– Беспокоишься о Розалинде, да?

– Не больше, чем обычно. Хочу попросить Фила сыграть что-нибудь на рояле. «Лунный свет» был бы очень хорош для разнообразия.

Когда Фил начал играть, вошла встревоженная Мэри. Судя по морщинам, уже оставившим заметные следы у нее на лбу, тревога становилась для нее постоянным состоянием.

– Ты не видела Тома? Не могу нигде найти его.

– Неудивительно в такой свалке. Не хочешь выпить чаю? – предложила, как всегда, практичная тетя Гарриет.

– Нет, – покачала головой Мэри, с жадностью посмотрев на чайник. – Лучше я сначала найду Тома. Он, наверное, скучает и ищет меня.

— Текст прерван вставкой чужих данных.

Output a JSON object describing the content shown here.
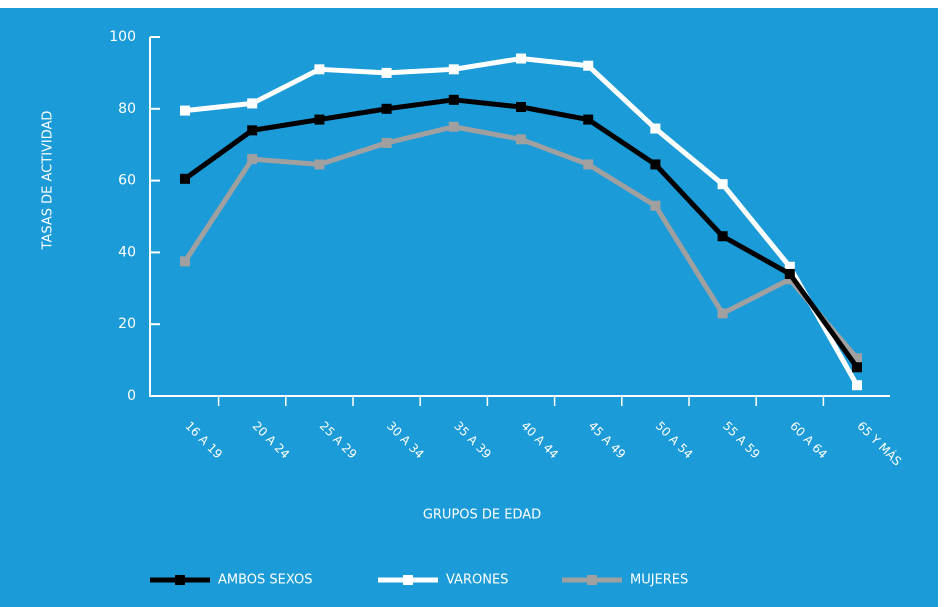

– Том то, Том это, – с нежной укоризной покачала головой тетя Гарриет, когда Мэри торопливо вышла в наполненную дымом комнату. – Вся ее жизнь вертится вокруг Тома.

– Ты, кажется, не очень одобряешь это.

– Нет, конечно, одобряю. В конце концов, он ее муж. Я бы гораздо больше беспокоилась, если бы она обращалась с ним, как Розалинда с Гарольдом. Просто Мэри начала волноваться из-за всякой ерунды и поэтому раньше времени старится.

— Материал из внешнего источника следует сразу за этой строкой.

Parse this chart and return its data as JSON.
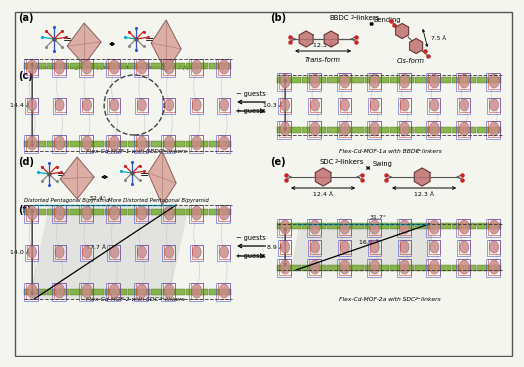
{
  "bg_color": "#f5f5f0",
  "border_color": "#333333",
  "panel_labels": [
    "(a)",
    "(b)",
    "(c)",
    "(d)",
    "(e)",
    "(f)"
  ],
  "panel_label_fontsize": 7,
  "bipyramid_color": "#d4968c",
  "bipyramid_edge_color": "#7a5050",
  "bipyramid_line_color": "#9a7070",
  "rod_blue": "#3355cc",
  "rod_red": "#cc2222",
  "rod_cyan": "#00aacc",
  "rod_gray": "#888888",
  "rod_darkgray": "#555555",
  "benzene_color": "#c07070",
  "benzene_edge": "#553333",
  "carboxyl_color": "#cc2222",
  "green_layer": "#77aa33",
  "green_layer_edge": "#446611",
  "pink_node": "#cc8888",
  "pink_node_edge": "#996666",
  "red_outline": "#cc3333",
  "blue_outline": "#3344cc",
  "cyan_line": "#00aacc",
  "gray_wave": "#aaaaaa",
  "dashed_color": "#333333",
  "arrow_color": "#333333",
  "text_color": "#111111",
  "italic_color": "#111111",
  "measurement_color": "#111111",
  "shadow_color": "#cccccc",
  "texts": {
    "dist_bipyramid": "Distorted Pentagonal Bipyramid",
    "more_dist_bipyramid": "More Distorted Pentagonal Bipyramid",
    "bbdc_linkers": "BBDC",
    "bbdc_super": "2−",
    "bbdc_sub": " linkers",
    "sdc_linkers": "SDC",
    "sdc_super": "2−",
    "sdc_sub": " linkers",
    "trans": "Trans-form",
    "cis": "Cis-form",
    "bending": "Bending",
    "swing": "Swing",
    "minus_guests": "− guests",
    "plus_guests": "+ guests",
    "mof1_label": "Flex-Cd-MOF-1 with BBDC",
    "mof1a_label": "Flex-Cd-MOF-1a with BBDC",
    "mof2_label": "Flex-Cd-MOF-2 with SDC",
    "mof2a_label": "Flex-Cd-MOF-2a with SDC",
    "super_2m": "2−",
    "linkers_suffix": " linkers",
    "d144": "14.4 Å",
    "d103": "10.3 Å",
    "d123b": "12.3 Å",
    "d75": "7.5 Å",
    "d124": "12.4 Å",
    "d123e": "12.3 Å",
    "d140": "14.0 Å",
    "d177": "17.7 Å",
    "a524": "52.4°",
    "d89": "8.9 Å",
    "d169": "16.9 Å",
    "a317": "31.7°"
  }
}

– Для одного вечера с меня довольно. – Я поставила чашку. – Я возвращаюсь домой, хочу поспать. Ты едешь?

– Пока нет. Я останусь и помогу Филу все убрать. Поцеловав ее в щеку, я направилась к выходу. Фил как раз заканчивал играть, и последние ноты утонули в восторженных аплодисментах. Ни Мэри, ни Тома я не увидела. Открыв дверь, я с удовольствием вдохнула свежий вечерний воздух – как и для Нанетт, вечеринки для меня не были родной стихией.

– Вечер был темным, луна спряталась за плотной грядой облаков, из коттеджа позади меня накатывались волны шума, но они не мешали другим обитателям деревни. Коттедж Фила отстоял от Темплас-Уэй больше чем на милю и был отрезан от нее густым лесом, а единственным доступом к нему была узкая извилистая дорога, которую ночью деревья погружали в полную темноту. Я вывела свой «фиат», стоявший между «Даймлером» и спортивным автомобилем, включила передний свет и, потихоньку напевая, вырулила на дорогу.

В свете фар, как желтый призрак, появился огромный дуб, отмечавший первый из неожиданных поворотов дороги. Продолжая напевать, я обогнула поросший высокой зеленью холм. И вдруг, закричав, я круто вывернула руль и изо всей силы нажала на тормоз. Машина врезалась в дерево, я на короткое мгновение почувствовала удар, жгучую боль и давление на грудь и ноги, а потом потеряла сознание.

Ненадолго придя в себя, я увидела вокруг множество фар и услышала тихий повелительный голос, отдающий распоряжения. Я лежала на середине дороги, моя машина, нелепая груда искореженного металла, носом упиралась в дерево, а ее задние колеса торчали высоко в воздухе. Я повернула голову, стараясь в темноте разглядеть окружавшие меня фигуры, и вскрикнула от обжигающей боли.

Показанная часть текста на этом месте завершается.